State law also provides that the purchaser may request a return of their funds at any time. The financial institution is merely
required to provide a five-day notice to the pre-need vendor by registered or certified
mail.
These contracts are revocable. However, State law specifies that:
“Upon written request, a purchaser of a pre-need funeral service contract may make
a certain amount of the pre-need funds irrevocable. The irrevocable amount may not
exceed the amount of the allowable asset exclusion used for determining eligibility
for (Medicaid) at the time the contract was entered. A purchaser of a pre-need funeral
service contract has forty-five days from entering the contract to cancel the irrevocable
part of the contract by giving notice to the cemetery association or licensed funeral
establishment with whom the contract was entered.”

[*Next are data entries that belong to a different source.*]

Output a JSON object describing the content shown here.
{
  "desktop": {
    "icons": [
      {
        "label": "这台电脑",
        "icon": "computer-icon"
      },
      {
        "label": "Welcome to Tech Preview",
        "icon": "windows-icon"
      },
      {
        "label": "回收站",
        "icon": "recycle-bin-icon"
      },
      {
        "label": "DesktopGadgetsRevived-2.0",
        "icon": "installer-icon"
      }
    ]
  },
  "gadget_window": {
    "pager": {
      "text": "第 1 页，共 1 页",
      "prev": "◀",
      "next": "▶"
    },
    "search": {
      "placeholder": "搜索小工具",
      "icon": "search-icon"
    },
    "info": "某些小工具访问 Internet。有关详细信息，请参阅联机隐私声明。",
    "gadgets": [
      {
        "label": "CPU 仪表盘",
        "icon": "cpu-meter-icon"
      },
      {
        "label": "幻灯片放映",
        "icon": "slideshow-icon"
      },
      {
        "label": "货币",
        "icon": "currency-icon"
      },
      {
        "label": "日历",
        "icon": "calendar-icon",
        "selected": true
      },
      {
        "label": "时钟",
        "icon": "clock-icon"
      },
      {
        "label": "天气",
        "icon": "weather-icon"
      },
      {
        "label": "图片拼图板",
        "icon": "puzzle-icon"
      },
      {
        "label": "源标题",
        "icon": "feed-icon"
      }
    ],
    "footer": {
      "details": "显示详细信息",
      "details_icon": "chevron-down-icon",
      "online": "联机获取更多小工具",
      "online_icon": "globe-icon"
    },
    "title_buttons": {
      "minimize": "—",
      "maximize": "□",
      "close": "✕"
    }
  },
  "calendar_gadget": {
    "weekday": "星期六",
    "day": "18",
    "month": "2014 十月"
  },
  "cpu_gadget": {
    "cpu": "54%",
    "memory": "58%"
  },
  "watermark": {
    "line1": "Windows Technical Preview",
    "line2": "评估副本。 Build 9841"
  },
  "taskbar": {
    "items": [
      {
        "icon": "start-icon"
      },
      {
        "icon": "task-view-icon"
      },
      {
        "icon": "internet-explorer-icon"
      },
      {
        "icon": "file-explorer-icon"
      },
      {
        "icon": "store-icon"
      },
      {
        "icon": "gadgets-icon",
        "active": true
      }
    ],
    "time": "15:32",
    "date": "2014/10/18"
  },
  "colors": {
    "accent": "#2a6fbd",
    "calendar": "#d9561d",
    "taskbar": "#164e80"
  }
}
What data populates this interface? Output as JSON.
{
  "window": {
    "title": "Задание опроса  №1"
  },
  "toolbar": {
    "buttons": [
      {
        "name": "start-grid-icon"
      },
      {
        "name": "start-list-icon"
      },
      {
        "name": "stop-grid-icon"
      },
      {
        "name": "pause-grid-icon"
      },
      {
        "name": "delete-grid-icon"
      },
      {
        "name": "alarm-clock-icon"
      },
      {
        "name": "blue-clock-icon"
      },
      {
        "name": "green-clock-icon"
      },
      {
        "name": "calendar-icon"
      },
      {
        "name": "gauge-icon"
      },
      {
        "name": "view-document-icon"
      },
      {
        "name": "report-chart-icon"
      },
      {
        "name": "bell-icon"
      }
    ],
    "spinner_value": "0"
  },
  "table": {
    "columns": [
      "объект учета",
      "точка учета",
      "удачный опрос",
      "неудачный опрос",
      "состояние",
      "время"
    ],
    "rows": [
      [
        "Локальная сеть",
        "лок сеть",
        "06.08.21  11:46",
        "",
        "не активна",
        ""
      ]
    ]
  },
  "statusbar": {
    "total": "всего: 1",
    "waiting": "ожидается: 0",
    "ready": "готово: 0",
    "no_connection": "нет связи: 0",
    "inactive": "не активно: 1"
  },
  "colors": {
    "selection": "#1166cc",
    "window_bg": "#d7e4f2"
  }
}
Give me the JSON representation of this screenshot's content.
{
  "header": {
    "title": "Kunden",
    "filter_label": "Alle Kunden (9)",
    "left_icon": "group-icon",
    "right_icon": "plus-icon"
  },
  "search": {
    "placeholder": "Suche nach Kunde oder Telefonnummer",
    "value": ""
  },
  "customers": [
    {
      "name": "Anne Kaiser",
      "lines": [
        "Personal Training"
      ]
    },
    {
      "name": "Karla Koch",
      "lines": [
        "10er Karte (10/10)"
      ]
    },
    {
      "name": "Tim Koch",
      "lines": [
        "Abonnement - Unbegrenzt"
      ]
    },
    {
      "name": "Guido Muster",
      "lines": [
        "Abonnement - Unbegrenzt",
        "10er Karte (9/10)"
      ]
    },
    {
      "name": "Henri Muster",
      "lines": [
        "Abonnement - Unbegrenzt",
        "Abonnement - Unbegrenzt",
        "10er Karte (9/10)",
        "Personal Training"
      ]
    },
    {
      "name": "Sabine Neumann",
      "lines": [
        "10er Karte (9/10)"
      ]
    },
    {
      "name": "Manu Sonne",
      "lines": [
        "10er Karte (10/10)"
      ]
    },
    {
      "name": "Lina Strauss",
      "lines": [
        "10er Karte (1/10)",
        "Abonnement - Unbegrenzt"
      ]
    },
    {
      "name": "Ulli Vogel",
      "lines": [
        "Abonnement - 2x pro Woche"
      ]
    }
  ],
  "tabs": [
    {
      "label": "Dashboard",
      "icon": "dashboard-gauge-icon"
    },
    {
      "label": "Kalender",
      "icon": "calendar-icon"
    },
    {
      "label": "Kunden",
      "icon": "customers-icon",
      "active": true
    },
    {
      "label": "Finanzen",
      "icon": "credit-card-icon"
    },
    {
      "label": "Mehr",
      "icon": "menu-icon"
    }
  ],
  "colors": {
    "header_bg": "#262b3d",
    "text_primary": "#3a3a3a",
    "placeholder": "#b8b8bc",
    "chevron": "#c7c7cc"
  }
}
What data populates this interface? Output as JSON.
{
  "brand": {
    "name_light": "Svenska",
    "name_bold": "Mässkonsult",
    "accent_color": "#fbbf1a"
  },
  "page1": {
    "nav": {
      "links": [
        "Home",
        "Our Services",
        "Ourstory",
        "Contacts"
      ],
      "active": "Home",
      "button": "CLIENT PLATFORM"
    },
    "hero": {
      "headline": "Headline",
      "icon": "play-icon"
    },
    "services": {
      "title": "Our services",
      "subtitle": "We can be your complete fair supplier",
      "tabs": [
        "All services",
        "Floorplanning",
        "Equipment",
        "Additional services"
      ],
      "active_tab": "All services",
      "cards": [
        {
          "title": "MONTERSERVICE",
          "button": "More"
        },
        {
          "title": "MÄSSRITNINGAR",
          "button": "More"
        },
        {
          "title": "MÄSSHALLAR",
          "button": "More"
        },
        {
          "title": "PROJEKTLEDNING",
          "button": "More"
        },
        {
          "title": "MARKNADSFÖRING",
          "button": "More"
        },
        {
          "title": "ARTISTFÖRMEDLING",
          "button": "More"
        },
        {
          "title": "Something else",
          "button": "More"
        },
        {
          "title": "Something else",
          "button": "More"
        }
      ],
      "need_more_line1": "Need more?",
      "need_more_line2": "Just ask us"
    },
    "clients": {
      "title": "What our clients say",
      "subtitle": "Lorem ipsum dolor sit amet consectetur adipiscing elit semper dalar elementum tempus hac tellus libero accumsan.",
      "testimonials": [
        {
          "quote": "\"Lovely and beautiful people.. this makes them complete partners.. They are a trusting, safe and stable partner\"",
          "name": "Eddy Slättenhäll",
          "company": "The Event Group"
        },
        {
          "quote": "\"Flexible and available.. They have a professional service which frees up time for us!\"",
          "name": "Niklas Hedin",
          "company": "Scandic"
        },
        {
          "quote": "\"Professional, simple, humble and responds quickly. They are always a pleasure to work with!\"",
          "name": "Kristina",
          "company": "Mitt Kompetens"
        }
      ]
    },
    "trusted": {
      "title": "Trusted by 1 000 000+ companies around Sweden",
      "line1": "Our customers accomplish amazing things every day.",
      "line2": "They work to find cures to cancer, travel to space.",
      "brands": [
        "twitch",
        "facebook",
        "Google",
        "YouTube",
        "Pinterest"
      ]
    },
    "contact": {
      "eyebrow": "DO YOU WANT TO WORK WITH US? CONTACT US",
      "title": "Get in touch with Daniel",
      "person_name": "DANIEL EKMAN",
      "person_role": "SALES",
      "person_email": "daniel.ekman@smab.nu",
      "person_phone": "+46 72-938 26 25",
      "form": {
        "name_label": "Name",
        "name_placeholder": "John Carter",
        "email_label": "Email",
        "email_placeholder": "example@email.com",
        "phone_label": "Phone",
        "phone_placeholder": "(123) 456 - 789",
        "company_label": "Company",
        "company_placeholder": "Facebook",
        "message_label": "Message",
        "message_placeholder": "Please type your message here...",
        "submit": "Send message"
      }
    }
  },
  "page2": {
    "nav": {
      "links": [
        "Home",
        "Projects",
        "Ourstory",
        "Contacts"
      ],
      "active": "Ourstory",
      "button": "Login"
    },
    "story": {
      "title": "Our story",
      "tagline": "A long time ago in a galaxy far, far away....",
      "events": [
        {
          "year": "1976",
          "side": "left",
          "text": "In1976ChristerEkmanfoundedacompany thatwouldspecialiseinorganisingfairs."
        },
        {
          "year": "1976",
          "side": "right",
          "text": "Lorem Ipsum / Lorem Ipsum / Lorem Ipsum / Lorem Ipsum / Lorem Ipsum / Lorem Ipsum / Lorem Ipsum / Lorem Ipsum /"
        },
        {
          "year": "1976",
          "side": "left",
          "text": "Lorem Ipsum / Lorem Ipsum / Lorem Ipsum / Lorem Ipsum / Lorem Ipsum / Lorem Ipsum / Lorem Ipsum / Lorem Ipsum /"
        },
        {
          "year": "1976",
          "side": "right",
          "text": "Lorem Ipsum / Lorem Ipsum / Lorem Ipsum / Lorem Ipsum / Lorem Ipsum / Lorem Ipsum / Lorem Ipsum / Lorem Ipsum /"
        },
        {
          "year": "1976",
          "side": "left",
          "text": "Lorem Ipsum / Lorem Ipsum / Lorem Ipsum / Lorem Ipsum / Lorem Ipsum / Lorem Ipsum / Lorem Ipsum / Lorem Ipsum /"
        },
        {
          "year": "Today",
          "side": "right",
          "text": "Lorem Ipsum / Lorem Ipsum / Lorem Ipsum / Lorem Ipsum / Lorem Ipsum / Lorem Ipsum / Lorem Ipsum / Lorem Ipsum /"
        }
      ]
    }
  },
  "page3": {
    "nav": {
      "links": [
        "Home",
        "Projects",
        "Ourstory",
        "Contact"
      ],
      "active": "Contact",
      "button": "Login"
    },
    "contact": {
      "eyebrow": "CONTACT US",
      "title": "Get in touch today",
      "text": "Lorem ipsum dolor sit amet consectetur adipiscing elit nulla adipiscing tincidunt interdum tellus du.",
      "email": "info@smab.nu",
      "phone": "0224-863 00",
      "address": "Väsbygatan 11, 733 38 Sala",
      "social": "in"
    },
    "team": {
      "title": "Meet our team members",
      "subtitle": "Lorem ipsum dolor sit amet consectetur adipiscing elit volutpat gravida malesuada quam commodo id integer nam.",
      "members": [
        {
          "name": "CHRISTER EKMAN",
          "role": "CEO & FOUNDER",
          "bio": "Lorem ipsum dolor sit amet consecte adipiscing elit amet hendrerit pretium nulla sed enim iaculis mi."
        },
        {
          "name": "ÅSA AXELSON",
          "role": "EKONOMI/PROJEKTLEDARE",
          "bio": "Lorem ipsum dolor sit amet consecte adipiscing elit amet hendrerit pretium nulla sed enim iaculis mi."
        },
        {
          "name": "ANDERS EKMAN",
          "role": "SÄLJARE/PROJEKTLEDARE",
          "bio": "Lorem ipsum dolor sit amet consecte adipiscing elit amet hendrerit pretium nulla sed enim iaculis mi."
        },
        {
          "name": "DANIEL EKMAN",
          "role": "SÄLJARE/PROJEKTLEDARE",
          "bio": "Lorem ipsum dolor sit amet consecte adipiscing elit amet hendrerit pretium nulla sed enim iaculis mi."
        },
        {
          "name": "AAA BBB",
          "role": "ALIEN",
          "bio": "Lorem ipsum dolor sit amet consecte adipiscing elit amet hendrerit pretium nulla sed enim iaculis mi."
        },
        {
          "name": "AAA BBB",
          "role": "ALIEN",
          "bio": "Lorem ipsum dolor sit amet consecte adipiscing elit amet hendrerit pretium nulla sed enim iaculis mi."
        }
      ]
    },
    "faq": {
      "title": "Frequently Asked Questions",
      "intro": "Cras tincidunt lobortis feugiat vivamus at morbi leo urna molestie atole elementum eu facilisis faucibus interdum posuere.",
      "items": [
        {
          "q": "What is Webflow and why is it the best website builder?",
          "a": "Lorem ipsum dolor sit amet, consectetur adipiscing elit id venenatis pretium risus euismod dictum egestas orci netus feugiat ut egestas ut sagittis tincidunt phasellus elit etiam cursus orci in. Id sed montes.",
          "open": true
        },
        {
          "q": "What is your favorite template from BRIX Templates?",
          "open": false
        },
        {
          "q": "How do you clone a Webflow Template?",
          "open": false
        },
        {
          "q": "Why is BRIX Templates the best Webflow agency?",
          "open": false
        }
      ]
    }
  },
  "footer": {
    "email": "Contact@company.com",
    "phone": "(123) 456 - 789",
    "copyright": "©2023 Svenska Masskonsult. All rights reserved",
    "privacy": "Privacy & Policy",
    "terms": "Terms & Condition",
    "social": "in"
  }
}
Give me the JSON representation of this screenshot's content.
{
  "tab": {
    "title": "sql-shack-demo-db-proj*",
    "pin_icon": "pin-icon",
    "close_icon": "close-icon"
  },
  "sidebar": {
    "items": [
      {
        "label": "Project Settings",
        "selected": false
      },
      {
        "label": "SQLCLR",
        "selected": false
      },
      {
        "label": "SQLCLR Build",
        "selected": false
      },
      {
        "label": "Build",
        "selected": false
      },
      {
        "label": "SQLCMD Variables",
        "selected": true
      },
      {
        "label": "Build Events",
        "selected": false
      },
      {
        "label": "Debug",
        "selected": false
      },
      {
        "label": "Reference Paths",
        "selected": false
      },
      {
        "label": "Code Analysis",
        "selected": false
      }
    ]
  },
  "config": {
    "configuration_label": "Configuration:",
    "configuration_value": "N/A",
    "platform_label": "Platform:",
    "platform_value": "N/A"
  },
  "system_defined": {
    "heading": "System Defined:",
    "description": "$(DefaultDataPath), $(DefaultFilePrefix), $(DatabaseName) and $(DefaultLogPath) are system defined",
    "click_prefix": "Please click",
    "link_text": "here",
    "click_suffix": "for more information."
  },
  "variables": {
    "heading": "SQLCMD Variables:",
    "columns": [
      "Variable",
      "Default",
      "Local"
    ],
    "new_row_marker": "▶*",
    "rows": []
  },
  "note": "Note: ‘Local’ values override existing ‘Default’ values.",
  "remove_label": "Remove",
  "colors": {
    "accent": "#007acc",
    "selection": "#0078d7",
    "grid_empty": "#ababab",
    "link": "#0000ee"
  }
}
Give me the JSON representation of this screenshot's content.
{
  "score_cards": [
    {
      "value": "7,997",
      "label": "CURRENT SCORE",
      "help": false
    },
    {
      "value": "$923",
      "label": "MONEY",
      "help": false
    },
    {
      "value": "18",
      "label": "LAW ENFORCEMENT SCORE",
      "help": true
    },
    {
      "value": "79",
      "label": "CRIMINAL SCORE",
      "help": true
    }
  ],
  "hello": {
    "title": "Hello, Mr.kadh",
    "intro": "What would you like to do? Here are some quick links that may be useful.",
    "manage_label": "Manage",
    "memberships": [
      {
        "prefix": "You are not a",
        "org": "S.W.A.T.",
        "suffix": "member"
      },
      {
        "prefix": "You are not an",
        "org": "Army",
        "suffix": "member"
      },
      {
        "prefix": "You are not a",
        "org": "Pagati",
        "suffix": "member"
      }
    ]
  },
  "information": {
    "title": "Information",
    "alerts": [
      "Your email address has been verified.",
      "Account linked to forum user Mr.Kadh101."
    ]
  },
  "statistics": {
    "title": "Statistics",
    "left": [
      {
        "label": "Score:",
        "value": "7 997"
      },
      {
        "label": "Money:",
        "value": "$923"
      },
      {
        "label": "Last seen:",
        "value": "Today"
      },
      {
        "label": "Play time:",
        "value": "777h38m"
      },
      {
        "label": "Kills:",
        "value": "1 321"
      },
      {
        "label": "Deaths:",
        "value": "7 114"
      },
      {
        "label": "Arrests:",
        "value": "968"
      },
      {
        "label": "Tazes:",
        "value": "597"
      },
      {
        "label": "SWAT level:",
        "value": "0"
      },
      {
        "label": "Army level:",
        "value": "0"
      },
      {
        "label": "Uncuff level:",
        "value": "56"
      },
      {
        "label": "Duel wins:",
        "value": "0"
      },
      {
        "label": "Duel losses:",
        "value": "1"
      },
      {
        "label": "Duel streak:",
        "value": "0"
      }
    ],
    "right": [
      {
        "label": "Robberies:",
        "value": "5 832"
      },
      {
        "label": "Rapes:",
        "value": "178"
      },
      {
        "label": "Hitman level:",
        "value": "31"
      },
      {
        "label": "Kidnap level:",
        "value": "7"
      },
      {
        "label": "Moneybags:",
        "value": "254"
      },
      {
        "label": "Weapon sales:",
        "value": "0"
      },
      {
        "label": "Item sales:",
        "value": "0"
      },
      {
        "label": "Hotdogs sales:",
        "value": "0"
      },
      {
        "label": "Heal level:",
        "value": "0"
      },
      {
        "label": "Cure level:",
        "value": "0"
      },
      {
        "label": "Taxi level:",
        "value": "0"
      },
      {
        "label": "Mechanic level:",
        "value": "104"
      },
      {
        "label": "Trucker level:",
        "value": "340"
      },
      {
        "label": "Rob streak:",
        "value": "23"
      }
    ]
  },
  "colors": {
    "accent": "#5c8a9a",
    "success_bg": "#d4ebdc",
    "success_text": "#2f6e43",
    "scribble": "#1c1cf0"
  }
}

A resident of North Dakota wishing to have funds designated as irrevocable in a pre-need
burial contract must do so at the signing of the contract. Because the purchaser has
forty-five days in which to cancel, the entire value of the contract is revocable,
and the entire value is a countable resource until the forty-sixth day. On the forth-sixth
day the portion designated as irrevocable is no longer a resource for SSI purposes.
The First-of-the-Month rule is used to make SSI resource determinations. For example,
if an individual purchases a pre-need burial contract on November 20th and, at that time requests that a portion of the contract be made irrevocable, the
entire value of the contract would be a resource for December and January. Beginning
February 1st the portion designated as irrevocable would no longer be a resource.
The amount identified as irrevocable can not exceed the allowable asset exclusion
in the State's Medicaid program. That limit is currently $3,000.